The train begins to ascend even higher into civilian airspace and you expect the snacks trolley to appear any minute now. Instead, we soar gloriously over a flyover above an arterial road and into the space station of Magicbricks Western Express Highway. WEH is a halt; Paschim Drutgati Mahamarg is a pilgrimage site. Prostrate yourself before the ticker displaying per square foot rates of all the real estate you can’t afford (Napean Sea Road 62127 3 per cent ?, Kalyan 6041 6 per cent ?).

Next up is Chakala (JB Nagar), which poses existential questions: are we in JB Nagar or Chakala or neither or both, why is the ladies compartment demarcated by a solitary sagging ribbon, and can we have this beautiful beast of a Metro take us all the way to Alibaug, please and thank you? Metro: Andheri/Ghatkopar; Eurotunnel: England/France.

It is faster to walk from Chakala to Airport Road than buy tokens, clear security, wait for a train…all this to reach a spot that is over a kilometre away from the airport. The road itself has five-star hotels on both sides and footpaths only on one. Skip this and proceed to Marol Naka.

You must be exhausted after sitting in a frigid cocoon for 14 whole minutes. Poor you. Would you care to freshen up in the cloakroom? A scantily clad handmaiden will dispense papyrus towels after you’re done. No she won’t, but Metro loos are very clean.

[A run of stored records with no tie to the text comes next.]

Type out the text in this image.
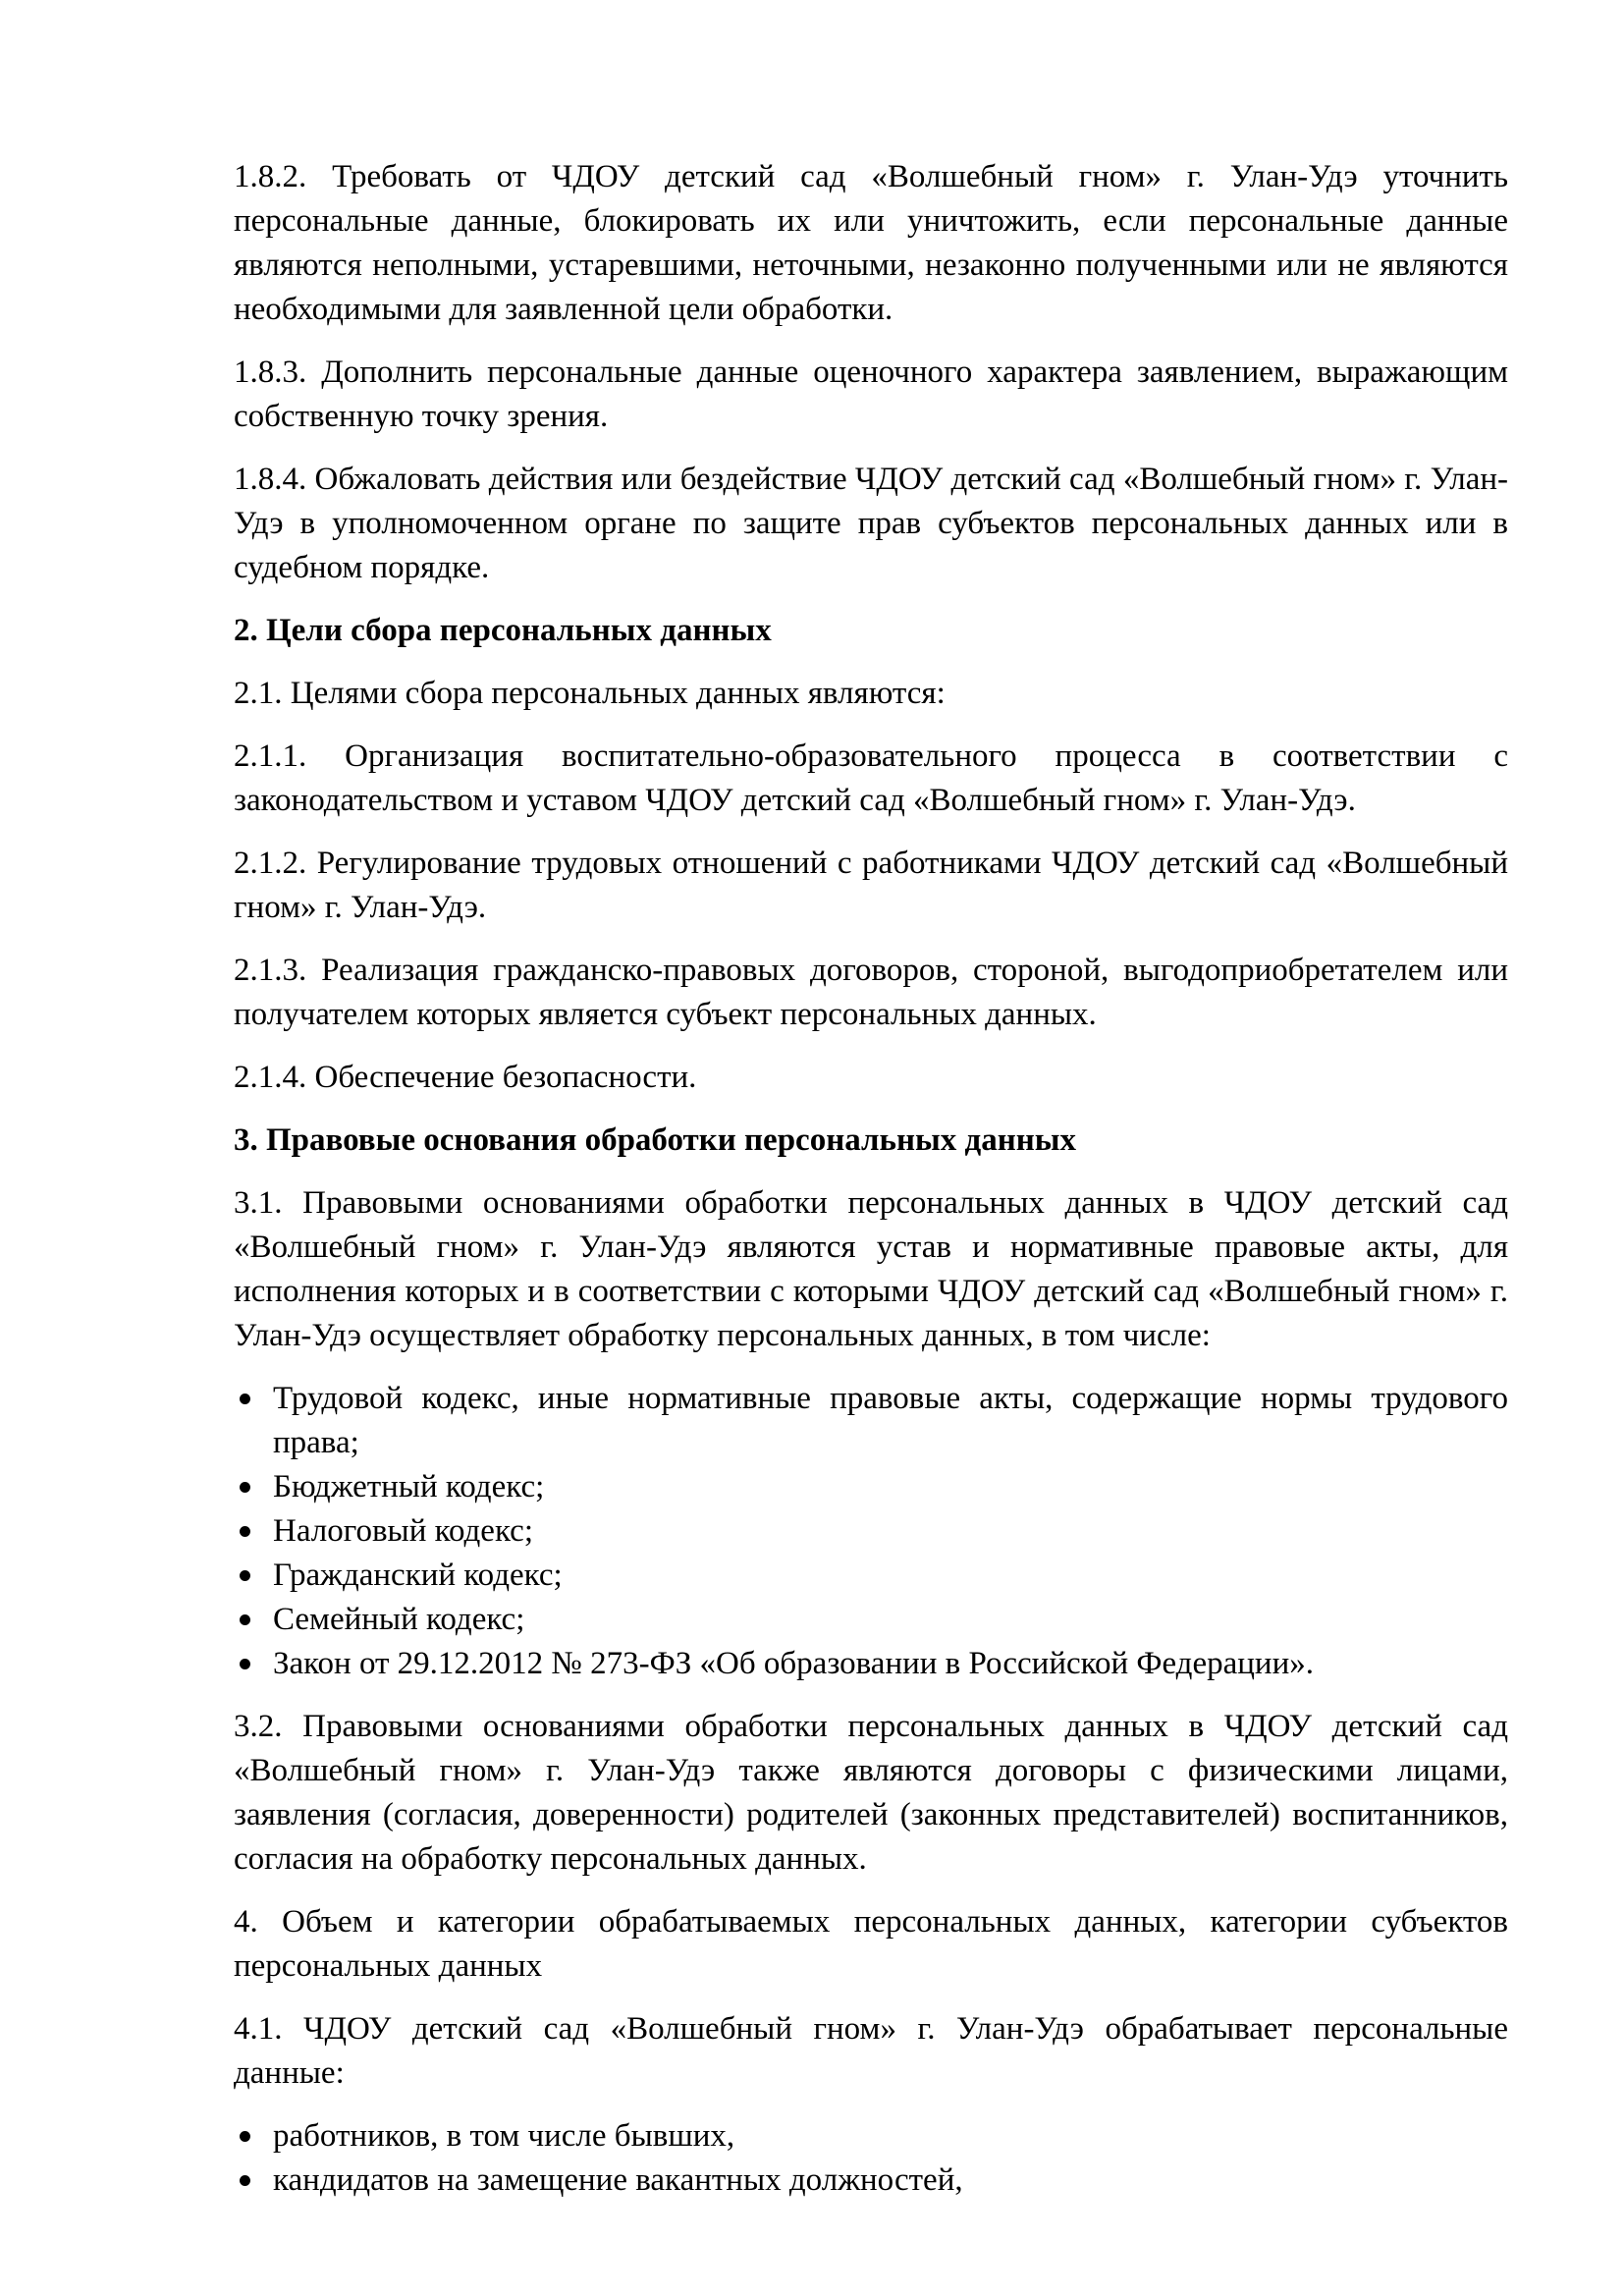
1.8.2. Требовать от ЧДОУ детский сад «Волшебный гном» г. Улан-Удэ уточнить персональные данные, блокировать их или уничтожить, если персональные данные являются неполными, устаревшими, неточными, незаконно полученными или не являются необходимыми для заявленной цели обработки.

1.8.3. Дополнить персональные данные оценочного характера заявлением, выражающим собственную точку зрения.

1.8.4. Обжаловать действия или бездействие ЧДОУ детский сад «Волшебный гном» г. Улан-Удэ в уполномоченном органе по защите прав субъектов персональных данных или в судебном порядке.

2. Цели сбора персональных данных

2.1. Целями сбора персональных данных являются:

2.1.1. Организация воспитательно-образовательного процесса в соответствии с законодательством и уставом ЧДОУ детский сад «Волшебный гном» г. Улан-Удэ.

2.1.2. Регулирование трудовых отношений с работниками ЧДОУ детский сад «Волшебный гном» г. Улан-Удэ.

2.1.3. Реализация гражданско-правовых договоров, стороной, выгодоприобретателем или получателем которых является субъект персональных данных.

2.1.4. Обеспечение безопасности.

3. Правовые основания обработки персональных данных

3.1. Правовыми основаниями обработки персональных данных в ЧДОУ детский сад «Волшебный гном» г. Улан-Удэ являются устав и нормативные правовые акты, для исполнения которых и в соответствии с которыми ЧДОУ детский сад «Волшебный гном» г. Улан-Удэ осуществляет обработку персональных данных, в том числе:

Трудовой кодекс, иные нормативные правовые акты, содержащие нормы трудового права;
Бюджетный кодекс;
Налоговый кодекс;
Гражданский кодекс;
Семейный кодекс;
Закон от 29.12.2012 № 273-ФЗ «Об образовании в Российской Федерации».

3.2. Правовыми основаниями обработки персональных данных в ЧДОУ детский сад «Волшебный гном» г. Улан-Удэ также являются договоры с физическими лицами, заявления (согласия, доверенности) родителей (законных представителей) воспитанников, согласия на обработку персональных данных.

4. Объем и категории обрабатываемых персональных данных, категории субъектов персональных данных

4.1. ЧДОУ детский сад «Волшебный гном» г. Улан-Удэ обрабатывает персональные данные:

работников, в том числе бывших,
кандидатов на замещение вакантных должностей,
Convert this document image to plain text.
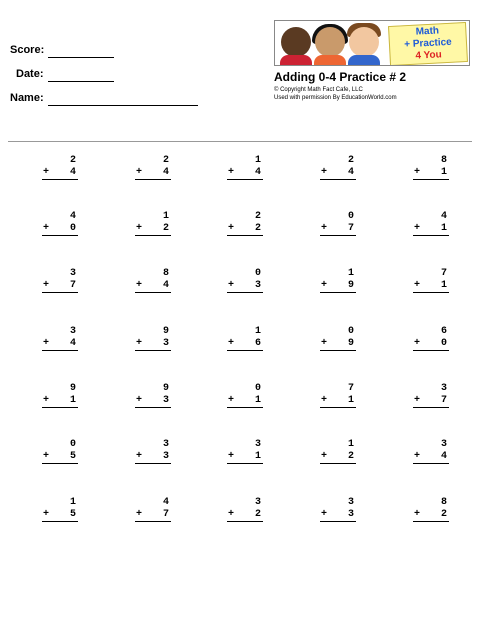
Score:
Date:
Name:
Math
+ Practice
4 You
Adding 0-4 Practice # 2
© Copyright Math Fact Cafe, LLC
Used with permission By EducationWorld.com
2
+ 4
2
+ 4
1
+ 4
2
+ 4
8
+ 1
4
+ 0
1
+ 2
2
+ 2
0
+ 7
4
+ 1
3
+ 7
8
+ 4
0
+ 3
1
+ 9
7
+ 1
3
+ 4
9
+ 3
1
+ 6
0
+ 9
6
+ 0
9
+ 1
9
+ 3
0
+ 1
7
+ 1
3
+ 7
0
+ 5
3
+ 3
3
+ 1
1
+ 2
3
+ 4
1
+ 5
4
+ 7
3
+ 2
3
+ 3
8
+ 2
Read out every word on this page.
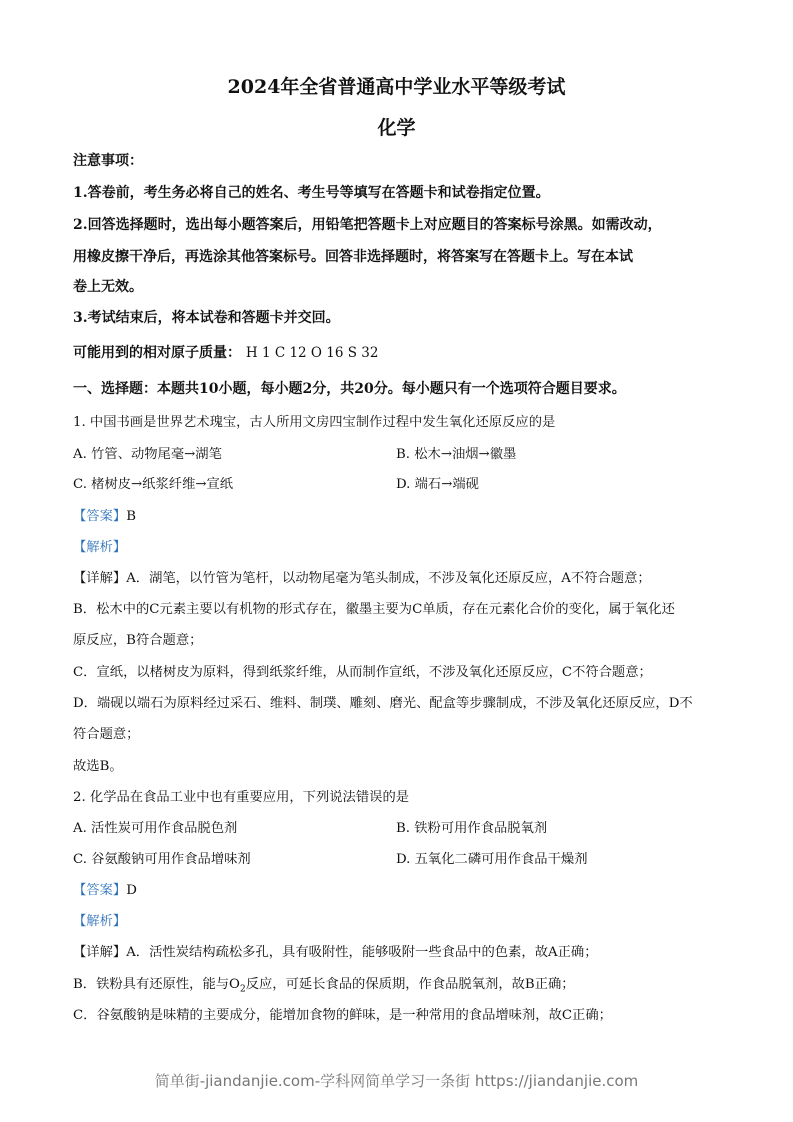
2024年全省普通高中学业水平等级考试
化学
注意事项：
1.答卷前，考生务必将自己的姓名、考生号等填写在答题卡和试卷指定位置。
2.回答选择题时，选出每小题答案后，用铅笔把答题卡上对应题目的答案标号涂黑。如需改动，
用橡皮擦干净后，再选涂其他答案标号。回答非选择题时，将答案写在答题卡上。写在本试
卷上无效。
3.考试结束后，将本试卷和答题卡并交回。
可能用到的相对原子质量： H 1 C 12 O 16 S 32
一、选择题：本题共10小题，每小题2分，共20分。每小题只有一个选项符合题目要求。
1. 中国书画是世界艺术瑰宝，古人所用文房四宝制作过程中发生氧化还原反应的是
A. 竹管、动物尾毫→湖笔	B. 松木→油烟→徽墨
C. 楮树皮→纸浆纤维→宣纸	D. 端石→端砚
【答案】B
【解析】
【详解】A．湖笔，以竹管为笔杆，以动物尾毫为笔头制成，不涉及氧化还原反应，A不符合题意；
B．松木中的C元素主要以有机物的形式存在，徽墨主要为C单质，存在元素化合价的变化，属于氧化还
原反应，B符合题意；
C．宣纸，以楮树皮为原料，得到纸浆纤维，从而制作宣纸，不涉及氧化还原反应，C不符合题意；
D．端砚以端石为原料经过采石、维料、制璞、雕刻、磨光、配盒等步骤制成，不涉及氧化还原反应，D不
符合题意；
故选B。
2. 化学品在食品工业中也有重要应用，下列说法错误的是
A. 活性炭可用作食品脱色剂	B. 铁粉可用作食品脱氧剂
C. 谷氨酸钠可用作食品增味剂	D. 五氧化二磷可用作食品干燥剂
【答案】D
【解析】
【详解】A．活性炭结构疏松多孔，具有吸附性，能够吸附一些食品中的色素，故A正确；
B．铁粉具有还原性，能与$O_2$反应，可延长食品的保质期，作食品脱氧剂，故B正确；
C．谷氨酸钠是味精的主要成分，能增加食物的鲜味，是一种常用的食品增味剂，故C正确；
简单街-jiandanjie.com-学科网简单学习一条街 https://jiandanjie.com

At Saki Naka, the opulent suites of the Holiday Inn next to the station have a wonderful view of slums. At Asalpha – which sounds like a flammable compound, but isn’t – these favelas are on hilltops. Hardly anyone gets on or off at Jagruti Nagar, so of course they built massive balconies from which you can watch jumbo jets land.

This is where we all shuffle to our feet to burst out the door at Ghatkopar and plunge down the stairs to spend 49 seconds less in the exit queue before we charge to be first in line at the railway’s Automatic Ticket Vending Machine that is out of order.

In a few years, Metros will cover the city, Mumbai will become Gotham and intrepid townies will venture out on suburban Metro expeditions to explore the mysterious charms of Shimpoli and Ovaripada. Amen.